1 Haziran itibariyle birçok işletmenin açıldığını hatırlatan Özcan, mali olarak koşulların kendisini 10 yıl öncesine götürdüğünü söyleyerek, “Daha ileri noktaya taşınmamız gerekirken, 20 yıl öncesinin orgunu kullanmak zorunda kalıyorum. Ben kaybettiğim enstrümanlar için daha iyi çalışmayacağım, ailem, evladım için daha iyi noktaya gelebilmek için çalışacağım” diye konuştu.
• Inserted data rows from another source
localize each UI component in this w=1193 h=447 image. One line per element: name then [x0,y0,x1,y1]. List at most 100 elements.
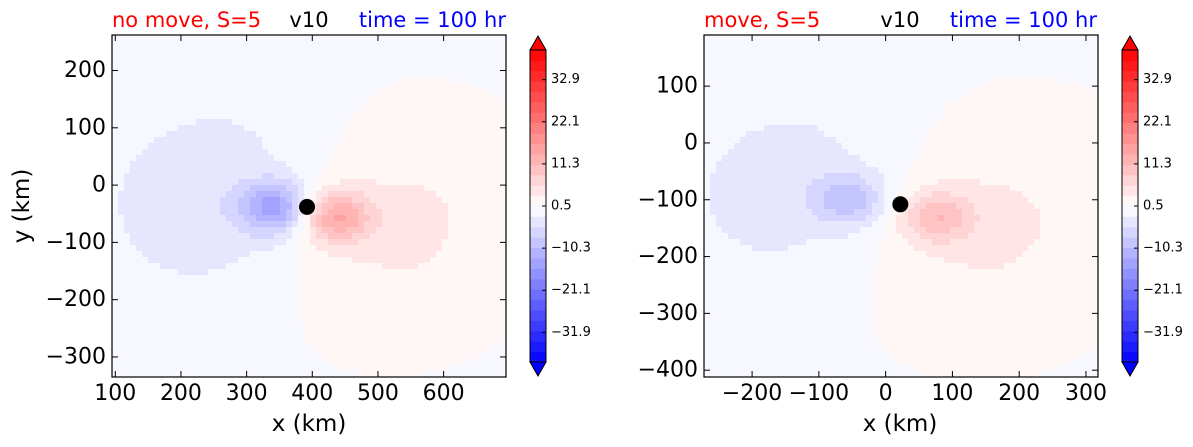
heatmap-cell [746,89,753,96]
heatmap-cell [256,341,263,348]
heatmap-cell [166,107,173,114]
heatmap-cell [484,65,491,72]
heatmap-cell [280,107,287,114]
heatmap-cell [256,281,263,288]
heatmap-cell [346,365,353,372]
heatmap-cell [442,227,449,234]
heatmap-cell [436,113,443,120]
heatmap-cell [908,125,915,132]
heatmap-cell [208,281,215,288]
heatmap-cell [178,233,185,240]
heatmap-cell [310,287,317,294]
heatmap-cell [196,149,203,156]
heatmap-cell [358,53,365,60]
heatmap-cell [406,125,413,132]
heatmap-cell [812,41,819,48]
heatmap-cell [442,335,449,342]
heatmap-cell [496,251,503,258]
heatmap-cell [310,341,317,348]
heatmap-cell [388,71,395,78]
heatmap-cell [322,257,329,264]
heatmap-cell [418,191,425,198]
heatmap-cell [346,161,353,168]
heatmap-cell [752,65,759,72]
heatmap-cell [166,35,173,42]
heatmap-cell [370,371,377,377]
heatmap-cell [388,173,395,180]
heatmap-cell [274,119,281,126]
heatmap-cell [412,347,419,354]
heatmap-cell [454,191,461,198]
heatmap-cell [890,113,897,120]
heatmap-cell [160,263,167,270]
heatmap-cell [310,77,317,84]
heatmap-cell [118,269,125,276]
heatmap-cell [130,113,137,120]
heatmap-cell [268,161,275,168]
heatmap-cell [430,185,437,192]
heatmap-cell [424,293,431,300]
heatmap-cell [214,77,221,84]
heatmap-cell [968,107,975,114]
heatmap-cell [340,269,347,276]
heatmap-cell [704,53,711,60]
panel1-colorbar-tick-label: 22.1 [551,114,580,129]
heatmap-cell [112,59,119,66]
heatmap-cell [358,35,365,42]
heatmap-cell [286,173,293,180]
heatmap-cell [166,161,173,168]
heatmap-cell [998,65,1005,72]
heatmap-cell [136,329,143,336]
heatmap-cell [184,53,191,60]
heatmap-cell [382,149,389,156]
heatmap-cell [262,269,269,276]
heatmap-cell [484,173,491,180]
heatmap-cell [118,137,125,144]
heatmap-cell [466,167,473,174]
heatmap-cell [148,35,155,42]
heatmap-cell [148,347,155,354]
heatmap-cell [1034,125,1041,132]
heatmap-cell [154,233,161,240]
heatmap-cell [226,137,233,144]
heatmap-cell [484,269,491,276]
heatmap-cell [322,275,329,282]
heatmap-cell [704,59,711,66]
heatmap-cell [884,101,891,108]
heatmap-cell [142,365,149,372]
heatmap-cell [454,209,461,216]
heatmap-cell [938,41,945,48]
heatmap-cell [376,251,383,258]
heatmap-cell [130,47,137,54]
heatmap-cell [208,89,215,96]
heatmap-cell [394,347,401,354]
heatmap-cell [376,245,383,252]
heatmap-cell [280,251,287,258]
heatmap-cell [310,71,317,78]
heatmap-cell [484,275,491,282]
heatmap-cell [472,353,479,360]
heatmap-cell [418,287,425,294]
heatmap-cell [262,233,269,240]
heatmap-cell [496,227,503,234]
heatmap-cell [370,251,377,258]
heatmap-cell [394,371,401,377]
heatmap-cell [484,143,491,150]
heatmap-cell [460,287,467,294]
heatmap-cell [160,359,167,366]
heatmap-cell [752,131,759,138]
heatmap-cell [214,197,221,204]
heatmap-cell [764,107,771,114]
heatmap-cell [274,131,281,138]
heatmap-cell [112,353,119,360]
heatmap-cell [896,71,903,78]
heatmap-cell [322,227,329,234]
heatmap-cell [292,347,299,354]
heatmap-cell [292,53,299,60]
heatmap-cell [962,89,969,96]
heatmap-cell [136,263,143,270]
heatmap-cell [346,329,353,336]
heatmap-cell [130,251,137,258]
heatmap-cell [124,341,131,348]
colorbar-segment [530,50,546,61]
Ev kirasının 800 TL olduğunu söyleyen Özcan, “Gelen zamlarla aynı şekilde kullansanız da faturalar bir anda fırlıyor. Ayda bir tüp değiştiriyorsunuz. 3 kişilik ailenin kahvaltı masrafı minimum 20-30 TL. Gün içerisinde harcamalarımız var, sadece gidiş geliş bile masraf. 100-150 lira günlük masrafımız oluyor. Biz asgari ücretin altının da altında yaşıyoruz. Kiramızı ödeyemeyince, dükkanda kaldık. Ekonomik krizin getirdiği sonuçlardan dolayı ailemle 1 yıl dükkanda kalmak zorunda kaldım, yeter ki başımı sokacak bir yer olsun diye. Evden çıkmak zorunda kalınca cihazları satmak da yeterli gelmiyor. Kızım 1 ay eğitim alamadı” diye konuştu.
"MÜZİSYENLERİN HAKLARINI KORUYAN YASA OLMALI"
20 yıl önce organizasyon işleriyle de uğraştığını belirten Özcan, “Bu iktidar dönemine başlarken elimde 5 düğün organizasyonunu idare edecek enstrümanım vardı, firmam vardı. Bu 20 yıl içinde hepsi eridi” diyerek pandemi döneminde dayanışmanın da önemine vurgu yaptı. Özcan son olarak, “Tam anlamıyla birleşme yok, bunu sağlamak için dernekler konfederasyonu olması lazım. Daha geniş bir birlikteliğe ihtiyaç var” dedi.
Bu arada kademeli olarak “Normalleşme” sürecinde düğünlerle ilgili durumun netlik kazanamadığını belirten Özcan, “Düğünlerin yapılıp yapılmayacağı da net değil. Onun dışında saat sınırlaması daha yukarı çekilmeliydi. Nikah merasimleri de 100 kişi ile sınırlandırılacakmış, peki bu serbestlik bizi kurtaracak mı? Tüm müzisyenler iş kaygısında. Müzik sektörü için kalıcı ve ivedilikle özel bir yasa çıkarılmalı. Müzik sektörünün haklarını koruyan bir yasa muhakkak olmalı. Müzik susturuldu, susmasın” diye konuştu.